Ne jamais réveiller le lion qui dort
Par
Jean-François Vandeuren
Nous savons d’entrée de jeu que la vie du jeune Joshua « J » Cody (James Frecheville) n’est pas de tout repos. Des ambulanciers pénètrent à l’intérieur de l’appartement familial. La mère de Joshua vient tout juste de mourir d’une overdose d’héroïne. Comme s’il avait pu voir venir de très loin cette tragédie, Joshua ne semblera aucunement ébranlé par cette perte, lui qui, tandis que l’équipe médicale s’occupera de la dépouille de sa pauvre génitrice, gardera ses yeux rivés sur l’écran de la télévision afin de connaître le dénouement d’un épisode de l’émission Deal or No Deal. Suite à cet incident, Joshua ira habiter chez sa grand-mère, « Smurf » (Jacki Weaver). Un changement d’air que nous pourrions croire bénéfique pour l’adolescent, qui aurait enfin la chance d’évoluer dans un milieu un tantinet plus sain. Erreur. J côtoiera plutôt constamment la petite organisation de criminels se spécialisant dans le vol à main armée dirigée par ses oncles. Ce secteur d’activité n’est cependant plus ce qu’il était, servant à présent de niche pour tous les camés à la recherche d’un peu d’argent facile. Les temps changent, mais le plus vieux de frères, Andrew « Pope » Cody (Ben Mendelsohn), cherchera tout de même à avoir encore et toujours le dernier mot, lui qui devra pourtant se tenir loin d’une bande de détectives véreux qui aimeraient bien l’envoyer six pieds sous terre. Les choses changeront toutefois du tout au tout lorsque le principal associé de Pope, « Baz » (Joel Edgerton), sera froidement assassiné par les flics en question. La tension entre les deux partis atteindra ensuite son paroxysme alors que le clan Cody enlèvera la vie à deux policiers qui n’étaient aucunement liés à l’affaire. J se retrouvera du coup dans une situation peu enviable qui le poussera rapidement à faire des choix, même si ce dernier n’aura en réalité qu’une seule option…

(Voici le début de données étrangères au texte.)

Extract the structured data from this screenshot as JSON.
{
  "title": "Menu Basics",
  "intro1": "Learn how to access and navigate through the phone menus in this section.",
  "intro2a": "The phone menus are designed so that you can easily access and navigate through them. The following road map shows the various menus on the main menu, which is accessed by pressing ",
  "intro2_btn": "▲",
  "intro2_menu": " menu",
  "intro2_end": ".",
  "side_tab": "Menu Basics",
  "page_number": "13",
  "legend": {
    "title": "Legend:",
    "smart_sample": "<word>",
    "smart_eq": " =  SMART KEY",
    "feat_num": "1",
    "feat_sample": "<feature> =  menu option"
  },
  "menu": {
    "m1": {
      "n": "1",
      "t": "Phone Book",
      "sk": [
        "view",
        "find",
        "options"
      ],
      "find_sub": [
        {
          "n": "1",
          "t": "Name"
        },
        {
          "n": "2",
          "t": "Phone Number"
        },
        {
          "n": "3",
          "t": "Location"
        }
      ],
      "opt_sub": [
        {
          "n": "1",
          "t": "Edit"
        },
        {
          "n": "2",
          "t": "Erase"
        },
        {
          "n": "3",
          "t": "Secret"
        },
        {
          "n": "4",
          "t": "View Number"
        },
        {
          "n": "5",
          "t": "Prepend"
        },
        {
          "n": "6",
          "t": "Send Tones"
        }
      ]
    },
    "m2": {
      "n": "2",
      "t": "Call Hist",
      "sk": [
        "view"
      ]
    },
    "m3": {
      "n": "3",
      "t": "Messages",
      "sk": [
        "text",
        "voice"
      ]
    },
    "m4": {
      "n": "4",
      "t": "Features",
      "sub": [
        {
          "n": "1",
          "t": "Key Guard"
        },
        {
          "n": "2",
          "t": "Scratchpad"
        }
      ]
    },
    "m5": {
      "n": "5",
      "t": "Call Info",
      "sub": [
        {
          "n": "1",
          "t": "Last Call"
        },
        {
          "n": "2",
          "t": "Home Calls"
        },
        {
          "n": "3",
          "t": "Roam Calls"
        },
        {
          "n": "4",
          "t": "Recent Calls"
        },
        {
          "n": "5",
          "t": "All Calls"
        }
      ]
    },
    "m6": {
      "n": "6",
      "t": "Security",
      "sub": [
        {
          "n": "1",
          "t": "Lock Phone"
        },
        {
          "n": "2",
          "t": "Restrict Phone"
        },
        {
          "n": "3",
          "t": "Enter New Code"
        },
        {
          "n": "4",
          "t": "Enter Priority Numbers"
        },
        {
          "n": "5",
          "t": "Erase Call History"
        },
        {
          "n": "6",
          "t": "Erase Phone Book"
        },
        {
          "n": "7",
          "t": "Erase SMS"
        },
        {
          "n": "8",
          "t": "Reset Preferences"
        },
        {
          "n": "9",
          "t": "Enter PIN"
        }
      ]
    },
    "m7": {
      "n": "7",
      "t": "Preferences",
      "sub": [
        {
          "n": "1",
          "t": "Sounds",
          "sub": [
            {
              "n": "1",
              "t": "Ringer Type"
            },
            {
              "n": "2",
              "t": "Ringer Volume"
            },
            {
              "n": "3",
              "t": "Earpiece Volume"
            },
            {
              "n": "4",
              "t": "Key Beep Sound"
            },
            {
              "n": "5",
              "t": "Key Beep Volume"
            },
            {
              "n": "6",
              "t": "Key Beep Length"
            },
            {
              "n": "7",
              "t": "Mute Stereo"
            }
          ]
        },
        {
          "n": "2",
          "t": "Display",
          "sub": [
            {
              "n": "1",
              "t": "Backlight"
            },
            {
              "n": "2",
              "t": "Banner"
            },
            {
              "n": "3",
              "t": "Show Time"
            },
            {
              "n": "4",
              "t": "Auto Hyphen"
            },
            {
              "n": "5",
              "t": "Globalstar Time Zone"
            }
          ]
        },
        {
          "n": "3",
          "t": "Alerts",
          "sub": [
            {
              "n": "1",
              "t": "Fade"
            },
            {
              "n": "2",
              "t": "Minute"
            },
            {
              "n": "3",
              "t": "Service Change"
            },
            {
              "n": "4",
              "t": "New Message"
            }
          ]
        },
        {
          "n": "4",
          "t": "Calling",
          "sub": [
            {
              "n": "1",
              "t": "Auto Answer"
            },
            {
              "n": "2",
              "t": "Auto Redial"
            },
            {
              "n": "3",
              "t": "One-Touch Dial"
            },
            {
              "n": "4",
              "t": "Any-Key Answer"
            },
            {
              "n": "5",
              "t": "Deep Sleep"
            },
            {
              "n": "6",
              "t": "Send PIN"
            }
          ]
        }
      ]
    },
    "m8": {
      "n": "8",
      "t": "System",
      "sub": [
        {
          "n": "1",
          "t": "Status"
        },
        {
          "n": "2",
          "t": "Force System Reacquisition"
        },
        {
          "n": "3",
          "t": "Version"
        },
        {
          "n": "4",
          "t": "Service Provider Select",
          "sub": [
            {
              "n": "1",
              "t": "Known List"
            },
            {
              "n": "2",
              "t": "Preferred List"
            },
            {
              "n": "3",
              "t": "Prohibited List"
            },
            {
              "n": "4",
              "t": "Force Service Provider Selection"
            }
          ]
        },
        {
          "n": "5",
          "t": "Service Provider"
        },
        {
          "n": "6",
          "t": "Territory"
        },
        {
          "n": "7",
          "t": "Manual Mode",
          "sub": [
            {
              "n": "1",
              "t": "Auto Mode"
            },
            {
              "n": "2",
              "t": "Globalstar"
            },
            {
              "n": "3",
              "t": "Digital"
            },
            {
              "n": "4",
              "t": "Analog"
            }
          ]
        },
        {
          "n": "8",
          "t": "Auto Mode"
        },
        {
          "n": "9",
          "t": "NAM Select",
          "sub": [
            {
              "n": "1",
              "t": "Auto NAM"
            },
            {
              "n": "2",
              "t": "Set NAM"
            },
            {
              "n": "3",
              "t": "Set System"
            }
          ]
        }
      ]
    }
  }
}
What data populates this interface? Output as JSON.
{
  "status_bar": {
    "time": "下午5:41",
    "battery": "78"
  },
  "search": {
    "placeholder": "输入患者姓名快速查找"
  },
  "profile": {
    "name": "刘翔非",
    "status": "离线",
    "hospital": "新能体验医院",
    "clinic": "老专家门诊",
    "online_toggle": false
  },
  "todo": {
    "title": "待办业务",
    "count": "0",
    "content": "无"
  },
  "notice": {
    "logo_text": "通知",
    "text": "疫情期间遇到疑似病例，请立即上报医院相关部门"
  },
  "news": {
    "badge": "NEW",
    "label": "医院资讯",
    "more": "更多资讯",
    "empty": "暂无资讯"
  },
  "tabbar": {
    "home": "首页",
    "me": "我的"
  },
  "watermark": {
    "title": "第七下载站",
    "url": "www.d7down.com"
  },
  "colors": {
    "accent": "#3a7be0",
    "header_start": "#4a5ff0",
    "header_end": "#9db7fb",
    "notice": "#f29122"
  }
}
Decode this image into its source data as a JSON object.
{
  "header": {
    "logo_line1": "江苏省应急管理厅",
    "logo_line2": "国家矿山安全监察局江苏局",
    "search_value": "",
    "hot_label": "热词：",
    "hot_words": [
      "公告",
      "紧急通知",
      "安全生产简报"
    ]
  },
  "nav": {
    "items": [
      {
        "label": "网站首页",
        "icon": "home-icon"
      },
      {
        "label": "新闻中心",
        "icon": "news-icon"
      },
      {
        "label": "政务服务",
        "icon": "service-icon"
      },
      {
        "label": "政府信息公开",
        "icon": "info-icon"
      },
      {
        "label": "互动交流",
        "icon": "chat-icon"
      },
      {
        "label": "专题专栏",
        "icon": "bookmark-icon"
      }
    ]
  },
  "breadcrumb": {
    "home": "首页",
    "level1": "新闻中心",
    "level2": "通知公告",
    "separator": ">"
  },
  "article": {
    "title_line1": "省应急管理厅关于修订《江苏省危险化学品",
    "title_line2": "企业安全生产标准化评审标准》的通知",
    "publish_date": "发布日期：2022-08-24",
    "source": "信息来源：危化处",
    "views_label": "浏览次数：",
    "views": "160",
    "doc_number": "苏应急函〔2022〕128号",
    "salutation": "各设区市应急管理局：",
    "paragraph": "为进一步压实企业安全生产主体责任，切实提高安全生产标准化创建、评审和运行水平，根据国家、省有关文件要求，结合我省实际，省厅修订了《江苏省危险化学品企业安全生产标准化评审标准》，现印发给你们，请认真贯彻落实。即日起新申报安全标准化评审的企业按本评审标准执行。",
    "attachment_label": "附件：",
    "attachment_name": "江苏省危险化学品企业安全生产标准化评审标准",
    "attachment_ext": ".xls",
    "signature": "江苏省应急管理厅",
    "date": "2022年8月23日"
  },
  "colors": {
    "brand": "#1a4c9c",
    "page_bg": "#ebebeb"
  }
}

Ce premier long métrage de fiction du cinéaste australien David Michôd nous transporte ainsi au coeur d’un univers régi par la violence et la corruption, évoluant à la fois à l’abri des regards et à la vue de tous. Si le portrait que présente le réalisateur de la scène criminelle de Melbourne se veut en soi fort différent de ceux habituellement dressés par ses homologues américains pour des quartiers équivalents de villes comme New York et Los Angeles, celui-ci n’en demeure pas moins sauvage et impitoyable. Ce que nous constatons toutefois dès la première séquence du film, c’est à quel point l’approche privilégiée par Michôd ignore complètement toutes considérations d’ordre spectaculaire, et ce, autant dans sa caractérisation des forces de l’ordre que dans celle de ces criminels endurcis. La violence n’est d’ailleurs jamais glorifiée - ou présentée de façon « satisfaisante » - dans Animal Kingdom, Michôd y allant de prises de vue particulièrement habiles afin de toujours en minimiser l’exposition. Car ce qui intéresse avant tout l’Australien, ce sont ses personnages, et surtout les nombreuses zones grises sur lesquelles reposent les liens les unissant d’une manière ou d’une autre - et au centre desquelles se retrouve Joshua. Le cinéaste fera notamment preuve d’audace et d’ingéniosité dans la façon dont il exposera peu à peu la relation qu’entretient Smurf, figure matriarcale tirant subtilement les ficelles, avec les autres membres de sa famille. Il y aura ensuite l’histoire du détective Leckie (Guy Pearce), qui se manifestera à mi-parcours comme le seul individu pouvant potentiellement aider Joshua dans un monde où la ligne séparant le bien du mal se révélera de plus en plus inexistante. Une tentative de se rapprocher de la lumière qui, à l’image des actes perpétrés précédemment par les oncles de J, ne sera pas tant initialisée par bonne conscience plus que par esprit de vengeance.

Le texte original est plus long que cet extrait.